Aux côtés d'Anna se tiennent ses parents, Nadine, et Georges. Ils se sont arrêtés juste avant la foule, peu ravis de l'heure à laquelle ils ont décidé de venir ici. Il y aurait pour sûr un pic de fréquentation, à huit heures ! Mais ce n'était pas mon idée ! s'affole déjà la plus jeune.

Ses mains tremblent. Elle étouffe sur place. Elle ne sait plus ce qu'elle craint le plus : voir si elle a obtenu son diplôme, ou croiser Madame Lenoix. Ses prunelles bleues analysent chaque touffe de cheveux daignant se présenter à elle. Pour l'instant, aucun risque en vue.

Ses grands-parents ont voulu les accompagner ; néanmoins, la mère Martin les a – enfin ! – sèchement envoyés sur les roses. Ils ont donc dû rester chez eux – du moins, Anna l'espère. Les croiser ici, très peu pour elle, après tous les problèmes qu'ils leur avaient et ont causés.

Gigi, lui, n'est pas venu non plus, mais pour des raisons bien différentes. Avant dix heures, c'est trop tôt pour lui.
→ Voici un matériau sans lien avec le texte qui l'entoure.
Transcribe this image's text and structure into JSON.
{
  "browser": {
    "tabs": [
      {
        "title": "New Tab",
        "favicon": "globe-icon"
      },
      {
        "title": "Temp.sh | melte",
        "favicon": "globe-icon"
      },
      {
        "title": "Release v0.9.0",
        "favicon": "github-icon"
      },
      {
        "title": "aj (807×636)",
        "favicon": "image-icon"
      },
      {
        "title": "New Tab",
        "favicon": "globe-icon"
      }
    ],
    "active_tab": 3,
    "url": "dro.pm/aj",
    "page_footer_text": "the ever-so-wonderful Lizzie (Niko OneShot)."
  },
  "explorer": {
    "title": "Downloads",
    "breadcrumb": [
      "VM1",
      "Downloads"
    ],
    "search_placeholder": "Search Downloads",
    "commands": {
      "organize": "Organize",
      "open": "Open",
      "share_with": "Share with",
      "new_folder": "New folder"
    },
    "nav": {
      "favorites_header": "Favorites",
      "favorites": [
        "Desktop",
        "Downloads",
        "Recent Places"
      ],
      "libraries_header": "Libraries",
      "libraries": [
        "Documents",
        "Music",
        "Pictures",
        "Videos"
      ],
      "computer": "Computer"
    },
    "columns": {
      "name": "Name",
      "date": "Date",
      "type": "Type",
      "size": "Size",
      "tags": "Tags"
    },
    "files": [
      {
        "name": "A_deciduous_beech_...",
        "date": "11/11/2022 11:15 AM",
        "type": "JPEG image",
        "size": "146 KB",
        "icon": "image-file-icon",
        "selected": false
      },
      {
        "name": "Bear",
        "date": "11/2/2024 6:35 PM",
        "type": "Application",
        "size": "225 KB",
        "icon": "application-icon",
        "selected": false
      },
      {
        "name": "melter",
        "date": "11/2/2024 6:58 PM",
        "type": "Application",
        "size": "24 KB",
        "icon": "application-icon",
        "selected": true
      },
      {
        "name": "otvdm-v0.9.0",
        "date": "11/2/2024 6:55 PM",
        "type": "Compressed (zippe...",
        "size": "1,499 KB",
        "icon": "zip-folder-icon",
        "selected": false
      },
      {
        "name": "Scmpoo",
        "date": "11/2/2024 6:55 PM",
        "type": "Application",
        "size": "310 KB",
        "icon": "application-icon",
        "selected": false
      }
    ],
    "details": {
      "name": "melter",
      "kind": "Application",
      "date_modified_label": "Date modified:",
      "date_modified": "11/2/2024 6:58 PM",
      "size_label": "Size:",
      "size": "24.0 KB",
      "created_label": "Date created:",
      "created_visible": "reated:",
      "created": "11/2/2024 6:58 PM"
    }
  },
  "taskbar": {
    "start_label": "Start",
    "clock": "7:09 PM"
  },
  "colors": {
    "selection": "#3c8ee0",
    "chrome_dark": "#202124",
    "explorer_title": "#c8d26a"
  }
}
Il lui a toutefois exhortée de lui dévoiler sa moyenne au plus vite. Si je rate... Non seulement mes parents et Gigi seront déçus... Elle se laisse emporter par le brouhaha environnant, à l'anxieux insupportable. ... mais ça sera définitivement la fin, pour moi et Madame Lenoix. La fin, alors qu'on a tout juste entamé le début !

Elle a pour de bon envie de partir à toutes jambes, mais celles-ci sont collées l'une contre l'autre comme de la glu. Crispée de la tête aux pieds, le dos suant, elle n'en mène décidément pas large. Elle se remémore son écriture soignée sur ses copies blanches, et ne semble pourtant plus que voir ses erreurs d'imbécile.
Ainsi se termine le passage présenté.